Are you, like me, addicted to highlighting sections of books, especially non-fiction, so that you can easily review the important information?
I’ll admit, I used to do this to physical copies of books. This is regarded by many as a capital offence. However, now that I do most of my reading on a Kindle or iPad, I can highlight to my heart’s content without ever feeling guilty.
When I mark up a book in iBooks on an iPad, I can easily cut and past the text when needed into another application. For example, I did just that in order to extract quotes for my review of an Alan Watts book.
Today, I was preparing to write another review, this time of a book I read in the Kindle app on my iPad. Hmmm, how to cut and paste the bits I highlighted? It is possible, and this is how I finally did it, and how I then cleaned up the text.
There appear to be a number of ways to export the highlights from your kindle. I chose what appeared the simplest – to email them to myself. (With the book open in the Kindle app, look in the top right corner for ‘export Notebook to’ and choose email).
This worked a treat.
However, the text file did contain a lot of stuff that I wanted to remove:
Pacing: Expanding the Outline
Highlight(orange) – Location 1476
expand your outline into “beats”—brief descriptions of what happens in each chapter and scene.
Highlight(orange) – Location 1489
accomplish a few key things with my beats:
Highlight(orange) – Location 1490
Set the stage
Highlight(orange) – Location 1491
show her flaw
Highlight(orange) – Location 1493
external goal
These lines indicating the highlight colour and location made the text very hard to read and review. The locations meant a simple find and replace (with nothing) required the use of wildcard entries. I knew this was possible in Word, so I did a cut and paste into a blank document.

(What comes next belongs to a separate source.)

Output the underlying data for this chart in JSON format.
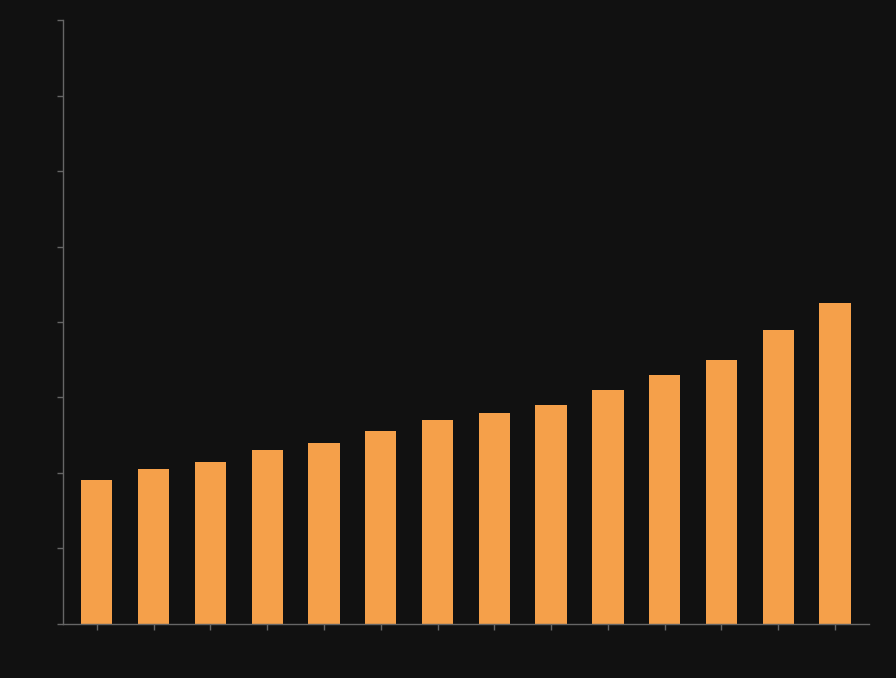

However, nothing I tried with wildcards would work. After much time wasting and frustration, I discovered that Word didn’t recognise the (orange) section of the text at all. It kept saying that nothing matched. (This may not happen for you, in which case you skip the first few bits and proceed with the ‘wildcards’
So, this is what I did and it will work on a Mac. On Windows too – but you’ll need to find a text editor.

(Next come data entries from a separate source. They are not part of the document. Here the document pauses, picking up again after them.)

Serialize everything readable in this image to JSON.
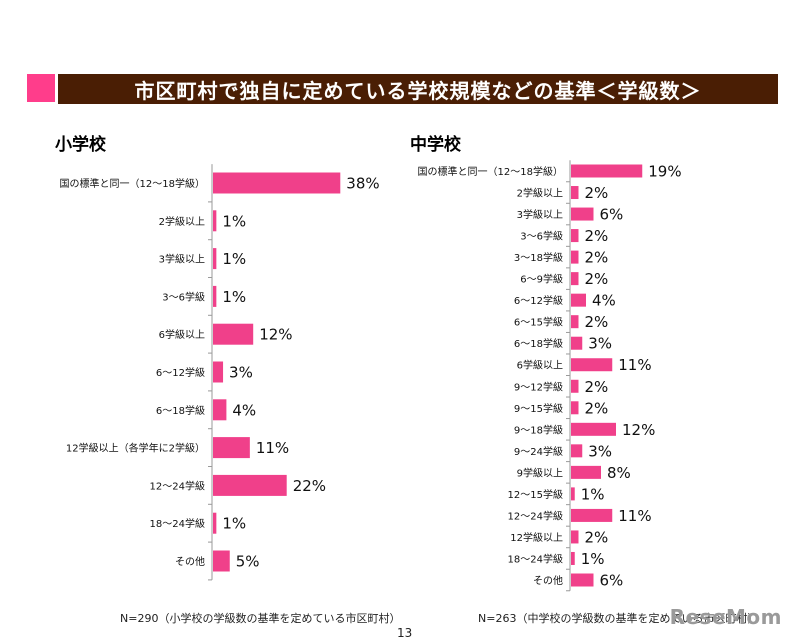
{
  "header": {
    "title": "市区町村で独自に定めている学校規模などの基準＜学級数＞",
    "accent_color": "#ff3d8b",
    "bar_color": "#4a1e04"
  },
  "chart_data": [
    {
      "type": "bar",
      "orientation": "horizontal",
      "title": "小学校",
      "bar_color": "#f0408a",
      "categories": [
        "国の標準と同一（12～18学級）",
        "2学級以上",
        "3学級以上",
        "3～6学級",
        "6学級以上",
        "6～12学級",
        "6～18学級",
        "12学級以上（各学年に2学級）",
        "12～24学級",
        "18～24学級",
        "その他"
      ],
      "values": [
        38,
        1,
        1,
        1,
        12,
        3,
        4,
        11,
        22,
        1,
        5
      ],
      "value_labels": [
        "38%",
        "1%",
        "1%",
        "1%",
        "12%",
        "3%",
        "4%",
        "11%",
        "22%",
        "1%",
        "5%"
      ],
      "xlabel": "",
      "ylabel": "",
      "xlim": [
        0,
        40
      ],
      "grid": false,
      "footnote": "N=290（小学校の学級数の基準を定めている市区町村）"
    },
    {
      "type": "bar",
      "orientation": "horizontal",
      "title": "中学校",
      "bar_color": "#f0408a",
      "categories": [
        "国の標準と同一（12～18学級）",
        "2学級以上",
        "3学級以上",
        "3～6学級",
        "3～18学級",
        "6～9学級",
        "6～12学級",
        "6～15学級",
        "6～18学級",
        "6学級以上",
        "9～12学級",
        "9～15学級",
        "9～18学級",
        "9～24学級",
        "9学級以上",
        "12～15学級",
        "12～24学級",
        "12学級以上",
        "18～24学級",
        "その他"
      ],
      "values": [
        19,
        2,
        6,
        2,
        2,
        2,
        4,
        2,
        3,
        11,
        2,
        2,
        12,
        3,
        8,
        1,
        11,
        2,
        1,
        6
      ],
      "value_labels": [
        "19%",
        "2%",
        "6%",
        "2%",
        "2%",
        "2%",
        "4%",
        "2%",
        "3%",
        "11%",
        "2%",
        "2%",
        "12%",
        "3%",
        "8%",
        "1%",
        "11%",
        "2%",
        "1%",
        "6%"
      ],
      "xlabel": "",
      "ylabel": "",
      "xlim": [
        0,
        40
      ],
      "grid": false,
      "footnote": "N=263（中学校の学級数の基準を定めている市区町村）"
    }
  ],
  "page_number": "13",
  "watermark": "ReseMom"
}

- Cut and paste all the highlight into TextEdit app.
- Do a find a replace on Highlight(orange)
- Do it again for any other colours you use to highlight.
- With those parts gone, do a select all, copy and then paste it into a Word document.

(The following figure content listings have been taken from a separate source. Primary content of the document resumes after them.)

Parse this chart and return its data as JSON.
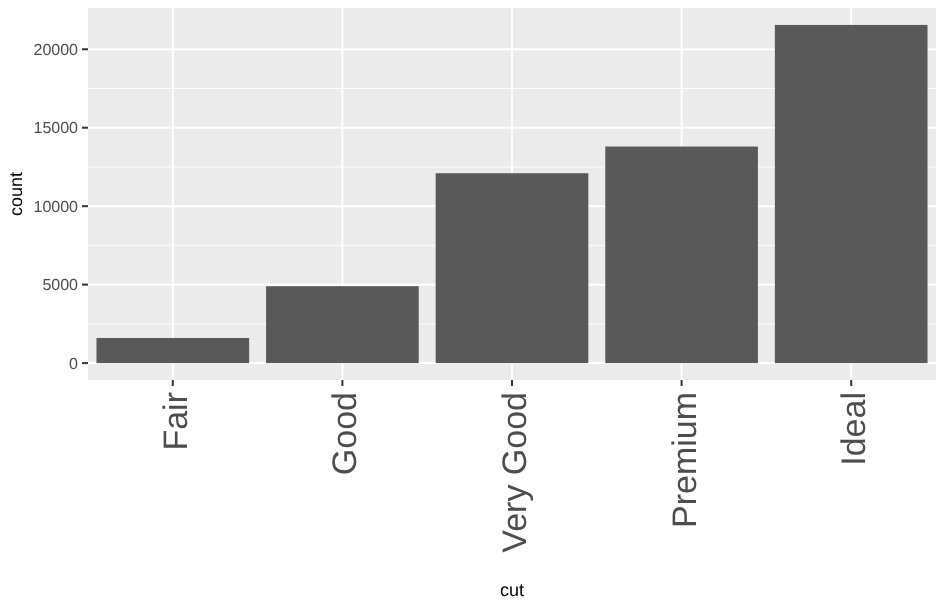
{
  "chart_data": {
    "type": "bar",
    "xlabel": "cut",
    "ylabel": "count",
    "categories": [
      "Fair",
      "Good",
      "Very Good",
      "Premium",
      "Ideal"
    ],
    "values": [
      1600,
      4900,
      12100,
      13800,
      21550
    ],
    "color": "#595959",
    "ylim": [
      -1078,
      22629
    ],
    "yticks": [
      0,
      5000,
      10000,
      15000,
      20000
    ],
    "grid": true
  }
}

- You still have the annoying lines, this time with “- Location 1493” etc.
- Go to ‘Edit’ – ‘Find’ – ‘Advanced Find and Replace’
- In the ‘Replace’ box enter “- Location ” (without the quote marks, but with that trailing blank space)
- Click the carot to open up advanced options (bottom left on my screen)
- Tick ‘use wildcards’
- Go to ‘Special’ and choose ‘characters in range.’ It will enter [-] into the ‘replace’ box.
- Change that to [0-9]
- Duplicate it twice. You should now have: “- Location [0-9][0-9][0-9]”
- Click ‘find next’ to test it’s working. If so, hit ‘replace all’
- This will get rid of the locations that use three figures. Now do it again for the four figures. Your ‘replace all’ box should now look like this: “- Location [0-9][0-9][0-9][0-9]”. (without the quote marks).
- Run ‘replace all’ again.
That should do – but if you have locations in the five figures (or even two), then you’ll need to run the wildcard again with the right number of [0-9] entries. Hope it works for you.
Now, where was I with writing that book review?